Il volto della Città Eterna, la magnificenza e la grandiosità dell'architettura romana, esaltate e divenute famose attraverso la copiosa produzione incisoria di Giovan Battista Piranesi. La serie di vedute documentarie, di scenografie fantastiche, di rilievi di monumenti, di iscrizioni, sepolcri e vasi frammisti a elementi della natura, secchi arbusti e rampicanti che volevano nelle intenzioni dell'architetto veneziano suggerire l'idea dell'abbandono e, contemporaneamente, rappresentare la visione selvatica della natura, richiamandosi ai paesaggi di uno dei suoi pittori preferiti, il napoletano Salvator Rosa.

Per seguire la fantasia senza briglia dell’autore delle celebri acqueforti “Carceri d’invenzione”(1761) e delle “Antichità Romane” (1756), che a venti anni giunge nella città dei papi al seguito dell’ambasciatore Francesco Venier, si possono sfogliare i “Taccuini di Modena”, due raccolte di trecento fogli inediti, stampati dalla casa editrice Artemide, a cura di Mario Bevilacqua.
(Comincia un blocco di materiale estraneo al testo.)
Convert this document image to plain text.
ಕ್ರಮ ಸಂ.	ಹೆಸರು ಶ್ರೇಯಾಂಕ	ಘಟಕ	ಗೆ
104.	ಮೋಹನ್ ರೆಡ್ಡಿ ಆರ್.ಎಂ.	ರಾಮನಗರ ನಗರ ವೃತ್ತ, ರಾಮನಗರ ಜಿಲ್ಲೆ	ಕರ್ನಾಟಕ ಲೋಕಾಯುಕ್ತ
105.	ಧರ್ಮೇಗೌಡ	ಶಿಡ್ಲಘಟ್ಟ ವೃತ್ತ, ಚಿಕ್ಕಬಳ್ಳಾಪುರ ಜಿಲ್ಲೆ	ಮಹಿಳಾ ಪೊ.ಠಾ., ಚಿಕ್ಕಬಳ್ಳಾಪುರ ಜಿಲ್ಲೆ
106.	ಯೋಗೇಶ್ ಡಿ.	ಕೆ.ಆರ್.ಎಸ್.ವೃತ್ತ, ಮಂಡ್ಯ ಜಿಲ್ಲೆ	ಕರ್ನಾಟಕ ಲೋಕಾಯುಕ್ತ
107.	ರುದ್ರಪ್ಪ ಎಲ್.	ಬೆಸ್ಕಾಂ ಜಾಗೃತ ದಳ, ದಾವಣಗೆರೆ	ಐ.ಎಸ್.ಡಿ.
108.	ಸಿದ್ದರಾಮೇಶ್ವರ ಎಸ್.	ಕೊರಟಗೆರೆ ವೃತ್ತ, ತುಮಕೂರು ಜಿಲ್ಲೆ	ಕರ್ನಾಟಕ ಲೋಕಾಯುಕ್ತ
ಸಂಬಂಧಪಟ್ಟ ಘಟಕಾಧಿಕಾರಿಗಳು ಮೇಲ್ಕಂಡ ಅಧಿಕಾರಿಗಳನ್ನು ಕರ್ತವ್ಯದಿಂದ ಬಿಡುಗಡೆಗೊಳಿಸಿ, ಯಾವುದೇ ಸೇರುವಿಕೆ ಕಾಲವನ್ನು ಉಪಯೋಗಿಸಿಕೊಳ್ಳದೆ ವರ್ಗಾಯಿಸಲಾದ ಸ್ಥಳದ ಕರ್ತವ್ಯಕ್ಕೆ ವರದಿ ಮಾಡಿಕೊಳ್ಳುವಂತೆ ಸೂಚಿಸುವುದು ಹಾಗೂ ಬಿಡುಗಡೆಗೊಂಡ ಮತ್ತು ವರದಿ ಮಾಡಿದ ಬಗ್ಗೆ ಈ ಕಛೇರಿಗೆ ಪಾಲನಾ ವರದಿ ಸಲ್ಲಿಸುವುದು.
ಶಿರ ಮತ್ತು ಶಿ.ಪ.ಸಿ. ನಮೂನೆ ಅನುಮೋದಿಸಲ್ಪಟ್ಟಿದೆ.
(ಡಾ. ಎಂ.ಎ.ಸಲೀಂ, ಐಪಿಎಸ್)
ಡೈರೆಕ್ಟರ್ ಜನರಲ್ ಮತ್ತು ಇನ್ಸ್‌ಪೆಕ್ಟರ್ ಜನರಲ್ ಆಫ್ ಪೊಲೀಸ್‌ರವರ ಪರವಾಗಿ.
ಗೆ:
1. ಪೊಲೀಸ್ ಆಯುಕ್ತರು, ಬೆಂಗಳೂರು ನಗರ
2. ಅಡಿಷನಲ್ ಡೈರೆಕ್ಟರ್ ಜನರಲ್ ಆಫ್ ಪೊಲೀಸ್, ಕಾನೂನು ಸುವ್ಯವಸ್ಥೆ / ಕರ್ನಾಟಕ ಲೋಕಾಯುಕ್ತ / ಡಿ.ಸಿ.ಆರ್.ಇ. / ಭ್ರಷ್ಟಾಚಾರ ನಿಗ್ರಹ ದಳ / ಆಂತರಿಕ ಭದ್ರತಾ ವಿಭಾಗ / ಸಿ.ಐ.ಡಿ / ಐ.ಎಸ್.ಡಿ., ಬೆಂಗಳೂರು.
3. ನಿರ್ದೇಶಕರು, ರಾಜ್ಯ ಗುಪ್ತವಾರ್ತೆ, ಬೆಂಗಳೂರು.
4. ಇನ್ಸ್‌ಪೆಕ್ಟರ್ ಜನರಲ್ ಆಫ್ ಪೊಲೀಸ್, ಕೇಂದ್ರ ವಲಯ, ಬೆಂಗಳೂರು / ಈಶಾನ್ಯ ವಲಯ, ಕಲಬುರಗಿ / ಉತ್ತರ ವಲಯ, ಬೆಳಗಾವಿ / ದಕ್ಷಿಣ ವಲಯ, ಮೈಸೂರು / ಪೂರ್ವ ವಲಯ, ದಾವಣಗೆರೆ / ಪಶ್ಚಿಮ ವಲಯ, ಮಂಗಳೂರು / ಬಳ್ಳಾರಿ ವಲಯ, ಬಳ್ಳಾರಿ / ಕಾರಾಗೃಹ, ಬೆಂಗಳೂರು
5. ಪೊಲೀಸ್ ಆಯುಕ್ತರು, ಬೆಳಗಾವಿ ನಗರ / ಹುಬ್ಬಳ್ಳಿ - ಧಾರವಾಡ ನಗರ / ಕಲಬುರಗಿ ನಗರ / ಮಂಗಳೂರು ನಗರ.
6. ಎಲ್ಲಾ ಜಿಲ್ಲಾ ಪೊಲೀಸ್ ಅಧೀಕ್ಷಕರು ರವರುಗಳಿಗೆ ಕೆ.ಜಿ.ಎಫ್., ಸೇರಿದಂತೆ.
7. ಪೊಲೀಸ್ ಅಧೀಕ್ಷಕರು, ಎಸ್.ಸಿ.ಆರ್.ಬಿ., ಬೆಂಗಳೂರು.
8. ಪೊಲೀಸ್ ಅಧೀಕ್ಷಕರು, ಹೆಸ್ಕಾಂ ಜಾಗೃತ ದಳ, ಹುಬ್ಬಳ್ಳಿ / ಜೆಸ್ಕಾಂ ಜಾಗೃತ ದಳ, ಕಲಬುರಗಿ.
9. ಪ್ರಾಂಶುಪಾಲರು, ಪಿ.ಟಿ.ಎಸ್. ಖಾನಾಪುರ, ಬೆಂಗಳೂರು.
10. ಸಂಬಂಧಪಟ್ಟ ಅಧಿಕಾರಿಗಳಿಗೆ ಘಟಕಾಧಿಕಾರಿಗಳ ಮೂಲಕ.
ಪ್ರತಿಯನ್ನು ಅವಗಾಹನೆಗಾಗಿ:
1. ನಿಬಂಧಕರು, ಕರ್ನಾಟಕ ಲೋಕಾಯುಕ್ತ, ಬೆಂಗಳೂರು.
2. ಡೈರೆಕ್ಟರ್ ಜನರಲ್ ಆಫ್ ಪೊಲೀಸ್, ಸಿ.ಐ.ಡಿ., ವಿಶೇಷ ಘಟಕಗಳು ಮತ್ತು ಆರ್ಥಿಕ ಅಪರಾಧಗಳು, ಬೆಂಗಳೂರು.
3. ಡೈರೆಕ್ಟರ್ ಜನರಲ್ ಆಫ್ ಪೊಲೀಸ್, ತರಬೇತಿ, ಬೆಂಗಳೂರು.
Ieri pomeriggio, all’Istituto Nazionale per la Grafica, con sede a Palazzo della Fontana di Trevi, il professore Emmanuele Emanuele, ha presentato i due preziosi volumi, sottolineando l’impegno della Fondazione Roma da lui presieduta, nel riconoscere l’importanza nel sostenere sia la ricerca scientifica che la diffusione dell’arte e della cultura.

Il corpus di disegni, donate alla città emiliana nel XIX dal marchese Campori, apre una nuova pagina sull’interpretazione della grafica piranesiana e approfondisce alcuni aspetti delle intuizioni di uno dei grandi interpreti del passaggio dal Barocco al primo Illuminismo.